Among them were bogus cashier's checks for amounts ranging from $4,700 to $685,000, he said. In every case, the message was "congratulations, you have won the lottery," he said.
"They say in an effort of good faith, we're sending you this advance on your winnings, it's a cashier's check, so go ahead and deposit it, and then by the way you need to rebate a certain amount of money back to us," Goddard said. "When you've won something, you don't ask a lot of questions, like 'how did I win the Canadian lottery when I never bought a ticket?' I've got a cashier's check that guarantees that even if I have to pay something, I'll at least come out ahead."
But the checks are no good, and if your bank cashes one and then finds out it's no good, the bank can debit your account for the amount, even if it's hundreds of thousands of dollars, Goddard said.
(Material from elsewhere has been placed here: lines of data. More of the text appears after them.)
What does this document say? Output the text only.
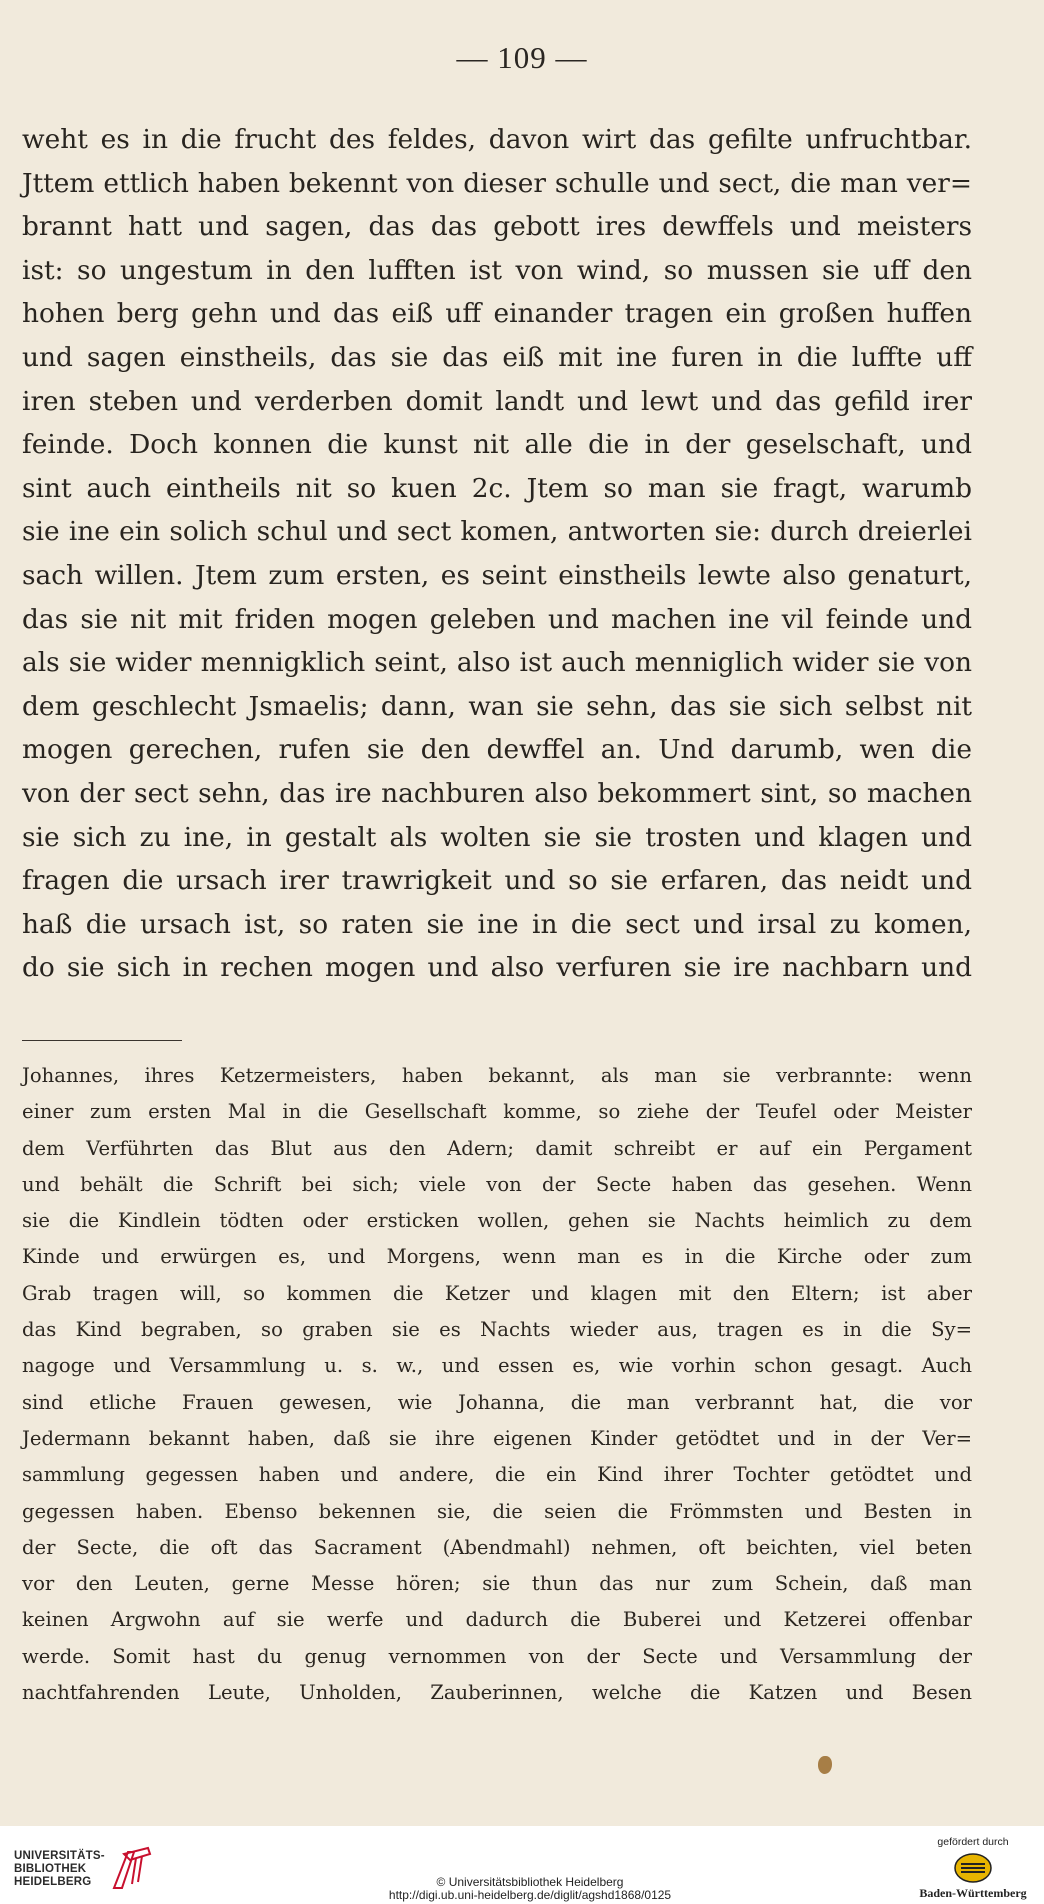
— 109 —
weht es in die frucht des feldes, davon wirt das gefilte unfruchtbar.
Jttem ettlich haben bekennt von dieser schulle und sect, die man ver=
brannt hatt und sagen, das das gebott ires dewffels und meisters
ist: so ungestum in den lufften ist von wind, so mussen sie uff den
hohen berg gehn und das eiß uff einander tragen ein großen huffen
und sagen einstheils, das sie das eiß mit ine furen in die luffte uff
iren steben und verderben domit landt und lewt und das gefild irer
feinde. Doch konnen die kunst nit alle die in der geselschaft, und
sint auch eintheils nit so kuen 2c. Jtem so man sie fragt, warumb
sie ine ein solich schul und sect komen, antworten sie: durch dreierlei
sach willen. Jtem zum ersten, es seint einstheils lewte also genaturt,
das sie nit mit friden mogen geleben und machen ine vil feinde und
als sie wider mennigklich seint, also ist auch menniglich wider sie von
dem geschlecht Jsmaelis; dann, wan sie sehn, das sie sich selbst nit
mogen gerechen, rufen sie den dewffel an. Und darumb, wen die
von der sect sehn, das ire nachburen also bekommert sint, so machen
sie sich zu ine, in gestalt als wolten sie sie trosten und klagen und
fragen die ursach irer trawrigkeit und so sie erfaren, das neidt und
haß die ursach ist, so raten sie ine in die sect und irsal zu komen,
do sie sich in rechen mogen und also verfuren sie ire nachbarn und
Johannes, ihres Ketzermeisters, haben bekannt, als man sie verbrannte: wenn
einer zum ersten Mal in die Gesellschaft komme, so ziehe der Teufel oder Meister
dem Verführten das Blut aus den Adern; damit schreibt er auf ein Pergament
und behält die Schrift bei sich; viele von der Secte haben das gesehen. Wenn
sie die Kindlein tödten oder ersticken wollen, gehen sie Nachts heimlich zu dem
Kinde und erwürgen es, und Morgens, wenn man es in die Kirche oder zum
Grab tragen will, so kommen die Ketzer und klagen mit den Eltern; ist aber
das Kind begraben, so graben sie es Nachts wieder aus, tragen es in die Sy=
nagoge und Versammlung u. s. w., und essen es, wie vorhin schon gesagt. Auch
sind etliche Frauen gewesen, wie Johanna, die man verbrannt hat, die vor
Jedermann bekannt haben, daß sie ihre eigenen Kinder getödtet und in der Ver=
sammlung gegessen haben und andere, die ein Kind ihrer Tochter getödtet und
gegessen haben. Ebenso bekennen sie, die seien die Frömmsten und Besten in
der Secte, die oft das Sacrament (Abendmahl) nehmen, oft beichten, viel beten
vor den Leuten, gerne Messe hören; sie thun das nur zum Schein, daß man
keinen Argwohn auf sie werfe und dadurch die Buberei und Ketzerei offenbar
werde. Somit hast du genug vernommen von der Secte und Versammlung der
nachtfahrenden Leute, Unholden, Zauberinnen, welche die Katzen und Besen
UNIVERSITÄTS-
BIBLIOTHEK
HEIDELBERG	© Universitätsbibliothek Heidelberg
http://digi.ub.uni-heidelberg.de/diglit/agshd1868/0125
gefördert durch
Baden-Württemberg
Banks can do that "perfectly legally," he said.
"Sometimes that's not the end of the story," he said. "If you do send the follow-up check, very often there's a phone call that says, 'oh, thank you very much, we're glad you've won all this money, but we'd like you to send another $10,000 because the legal fees have increased.' It's always legal fees."
One Arizonan lost $95,000 and another lost $65,000 in lottery prize schemes, he said.
Goddard himself said he received a phony check for $50,000. The check looks amazingly professional, and the only mistake he could detect was that Scottsdale had been misspelled.
"The bottom line is what you can do with these checks is you can frame them and put them on your wall, and they make you feel good, but please don't deposit them," he said.
Other mail seniors should beware of are:
* solicitations from charities that aren't registered with the Arizona Secretary of State;
* auto warranty notices claiming your auto warranty is expiring;
* investment schemes, mortgage refinance offers and work-at-home opportunities.
Lorenzo Lisonbee, a Friendship Village resident, said residents have been spreading the word about junk mail scams among family and friends.
"They (scam artists) seem to know your age ... and that's why they are pinpointing us," he said.